On my first day back to work after my maternity leave ended six years ago, I put on a nice suit and a pair of high heels and headed of to court. My baby puked all over my jacket five minutes before I left the house. I don’t think I ever got the smell of puke out of my hair that day. It should have been an omen to me. My life had changed and it would never be the same. I will always be covered in poo or vomit, if not literally, in the figurative sense. Parenthood is worth it though, because by the time you become a parent - hopefully - cleaning up after your own vomit has become a wee bit old and it’s time to make someone else the center of the universe. The center of a universe of poo, pee, puke, and love.
Epilogue: Sunday, 0700 hours. I don’t feel so good. I puke my guts out for a couple of hours, go back to bed, and don’t wake up until Monday 0730 hours. It is now Monday 0952 hours. I think I am going to die . . . .
Adoption Blog
March 9, 2007
First of all, thank you ALL for the comments of support and encouragement you sent yesterday when I announced our imminent trip to China. I never thought I would find - in cyberspace - such wonderful people as you.

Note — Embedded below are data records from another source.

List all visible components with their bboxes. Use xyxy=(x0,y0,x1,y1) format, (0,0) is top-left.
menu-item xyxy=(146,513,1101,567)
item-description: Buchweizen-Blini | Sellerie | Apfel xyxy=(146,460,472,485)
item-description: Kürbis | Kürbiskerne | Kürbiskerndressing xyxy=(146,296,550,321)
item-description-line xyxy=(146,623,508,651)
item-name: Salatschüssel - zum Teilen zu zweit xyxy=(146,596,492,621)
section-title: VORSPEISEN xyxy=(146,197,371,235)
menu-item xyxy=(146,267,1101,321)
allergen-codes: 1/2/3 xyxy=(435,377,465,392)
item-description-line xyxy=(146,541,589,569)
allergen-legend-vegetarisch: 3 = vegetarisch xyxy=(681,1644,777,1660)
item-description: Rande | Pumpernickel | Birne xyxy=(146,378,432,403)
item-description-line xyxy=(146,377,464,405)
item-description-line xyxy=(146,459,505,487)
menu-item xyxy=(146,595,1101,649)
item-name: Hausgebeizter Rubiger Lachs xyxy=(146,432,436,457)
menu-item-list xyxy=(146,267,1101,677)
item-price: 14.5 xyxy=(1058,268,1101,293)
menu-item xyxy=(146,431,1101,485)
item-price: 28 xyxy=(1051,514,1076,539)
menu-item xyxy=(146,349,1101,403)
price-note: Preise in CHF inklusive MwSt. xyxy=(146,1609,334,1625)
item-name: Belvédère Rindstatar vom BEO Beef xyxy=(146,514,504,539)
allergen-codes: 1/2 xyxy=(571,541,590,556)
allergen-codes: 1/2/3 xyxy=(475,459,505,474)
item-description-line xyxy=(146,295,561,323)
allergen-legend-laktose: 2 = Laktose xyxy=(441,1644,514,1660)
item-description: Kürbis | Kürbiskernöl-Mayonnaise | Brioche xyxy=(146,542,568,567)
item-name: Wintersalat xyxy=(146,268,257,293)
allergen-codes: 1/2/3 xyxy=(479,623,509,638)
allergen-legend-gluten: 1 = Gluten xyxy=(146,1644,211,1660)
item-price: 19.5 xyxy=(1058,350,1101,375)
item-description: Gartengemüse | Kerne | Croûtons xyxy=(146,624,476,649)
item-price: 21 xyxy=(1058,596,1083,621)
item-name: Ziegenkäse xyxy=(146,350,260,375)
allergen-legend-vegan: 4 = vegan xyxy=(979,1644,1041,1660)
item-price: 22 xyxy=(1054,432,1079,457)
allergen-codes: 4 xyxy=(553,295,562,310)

If any of you are interested, I’ve started a blog on the whole adoption process here: A Song Heard Far Away. This blog, however, will remain as sophomoric and childish as ever.
Shenzhen
March 7, 2007
In June or July my husband, my daughter, and my mother and I will be travelling to Shenzhen to adopt our new two year-old daughter, Song Song. She is beautiful. We will give her an American name, although it hasn’t been decided upon.
I am somewhat consumed with this prospect and its attendant plans and questions. I may start a new blog about it. If so, I may place this one on hiatus for awhile. What say ye?